On Wednesday, Trump's attorney Alina Habba filed an appeal to the ruling. Habba said in a court filing with New York state's Appellate Division that the former president had "proffered a timely response to the subpoena," Reuters reported. The lawyer asked the court to look over whether the contempt fine "serves any purpose as either a compensatory or coercive remedy." Habba contended that James' office did not demonstrate that it suffered any harm due to Trump's delayed compliance.

"To be clear: Not only did Trump ignore the document and testimony requests from James, but he defied a court order enforcing those requests. It's one thing to blow off a document request from another attorney—but to snub a judge's order requiring compliance is in an altogether different plane," Kimberly Wehle, a professor at the University of Baltimore School of Law, wrote in an opinion article for The Hill.

"In the legal world, this is a big deal, because if judges' orders can be flouted with impunity, the entire American system of laws becomes optional—and could ultimately fail," Wehle explained.

Prior to the contempt ruling, Trump issued an April 18 statement slamming James, who is Black, and calling her "racist."

"The racist and highly partisan Attorney General of New York State, failed Gubernatorial candidate Letitia James, should focus her efforts on saving the State of New York and ending its reputation as a Crime Capital of the World, instead of spending millions of dollars and utilizing a large portion of her office in going after Donald J. Trump and the Trump Organization," the former president said.

"This never-ending Witch Hunt must stop," he added.

James launched a New York gubernatorial bid last October but then bowed out in December, saying she'd run for reelection as the state's attorney general instead.

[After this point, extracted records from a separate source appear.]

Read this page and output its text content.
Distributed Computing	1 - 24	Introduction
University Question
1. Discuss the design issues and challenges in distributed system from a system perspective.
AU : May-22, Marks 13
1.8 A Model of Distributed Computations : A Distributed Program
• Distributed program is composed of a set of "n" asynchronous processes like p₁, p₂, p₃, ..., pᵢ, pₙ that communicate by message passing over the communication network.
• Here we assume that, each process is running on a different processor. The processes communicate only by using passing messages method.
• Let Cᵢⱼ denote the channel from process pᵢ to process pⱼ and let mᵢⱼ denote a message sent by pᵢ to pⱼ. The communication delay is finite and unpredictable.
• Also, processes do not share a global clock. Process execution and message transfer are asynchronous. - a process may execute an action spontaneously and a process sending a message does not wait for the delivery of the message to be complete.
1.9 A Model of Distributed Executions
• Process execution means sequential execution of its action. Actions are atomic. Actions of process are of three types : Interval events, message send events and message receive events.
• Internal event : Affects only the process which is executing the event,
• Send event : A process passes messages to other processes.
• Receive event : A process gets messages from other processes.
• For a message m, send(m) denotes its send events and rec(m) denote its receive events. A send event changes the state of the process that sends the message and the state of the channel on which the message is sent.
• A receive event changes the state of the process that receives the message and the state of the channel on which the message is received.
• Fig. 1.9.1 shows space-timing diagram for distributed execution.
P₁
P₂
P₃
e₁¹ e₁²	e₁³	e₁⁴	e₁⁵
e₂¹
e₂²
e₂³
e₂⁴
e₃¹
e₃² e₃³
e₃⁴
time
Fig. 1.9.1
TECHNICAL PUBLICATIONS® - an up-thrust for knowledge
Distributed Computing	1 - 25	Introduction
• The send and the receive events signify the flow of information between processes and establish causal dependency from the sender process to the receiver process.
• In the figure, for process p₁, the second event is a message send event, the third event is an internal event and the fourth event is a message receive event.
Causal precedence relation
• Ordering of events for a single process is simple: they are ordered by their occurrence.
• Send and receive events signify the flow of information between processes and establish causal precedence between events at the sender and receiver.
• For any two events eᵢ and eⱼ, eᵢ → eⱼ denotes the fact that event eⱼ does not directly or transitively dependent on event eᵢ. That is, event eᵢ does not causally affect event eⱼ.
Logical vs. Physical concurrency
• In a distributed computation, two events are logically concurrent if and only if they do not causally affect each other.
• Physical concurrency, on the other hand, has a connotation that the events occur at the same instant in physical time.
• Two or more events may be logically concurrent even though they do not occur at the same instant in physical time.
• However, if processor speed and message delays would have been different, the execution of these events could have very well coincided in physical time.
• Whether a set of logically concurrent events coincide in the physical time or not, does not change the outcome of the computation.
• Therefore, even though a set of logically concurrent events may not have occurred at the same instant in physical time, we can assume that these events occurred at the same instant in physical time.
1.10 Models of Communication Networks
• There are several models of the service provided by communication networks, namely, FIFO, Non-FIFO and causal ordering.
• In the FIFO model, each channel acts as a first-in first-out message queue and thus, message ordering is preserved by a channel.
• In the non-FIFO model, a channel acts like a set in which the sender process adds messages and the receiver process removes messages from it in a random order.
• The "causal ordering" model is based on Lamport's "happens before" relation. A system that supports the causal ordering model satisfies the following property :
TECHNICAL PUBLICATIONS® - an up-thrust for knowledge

Meanwhile, Trump also faces growing pressure from the House select committee investigating the January 6, 2021, attack against the U.S. Capitol. Close allies and members of his family have testified before the committee in recent weeks, and courts have ruled against his efforts to block the release of documents to the investigators. Trump's friend and former personal lawyer Rudy Giuliani is expected to testify before the committee in the coming weeks as well.

A probe in Georgia is moving forward as well. Trump is under investigation for allegedly pressuring Republican officials in the southern state to overturn President Joe Biden's 2020 election victory there. Fulton County District Attorney Fani Willis will be convening a grand jury starting next month in that probe. She told The Atlanta Journal-Constitution in February that "what I do think is within a year we will have all the information that we need."

Whether any of these legal issues result in charges or some kind of accountability for the former president remains to be seen. Trump has consistently denied any wrongdoing and insists all investigations into him, his business and his allies are politically motivated. He regularly calls these probes "witch hunts."

Newsweek reached out to Trump's press office for comment.

Former U.S. Army prosecutor Glenn Kirschner shared his thoughts on the New York contempt ruling this week, saying that Trump may just fundraise from his supporters to pay the daily $10,000 fine. The prominent attorney and Trump critic, who now works as an analyst for MSNBC and NBC News, also floated the possibility that the former president could face jail time in the future.

"Now that Donald Trump has been held in contempt of court, will he grift his MAGA base yet again, this time to pay his 10K-a-day contempt fines? His base CAN pay his fines but they CAN'T do his time. DOJ . . . if you're listening," Kirschner tweeted.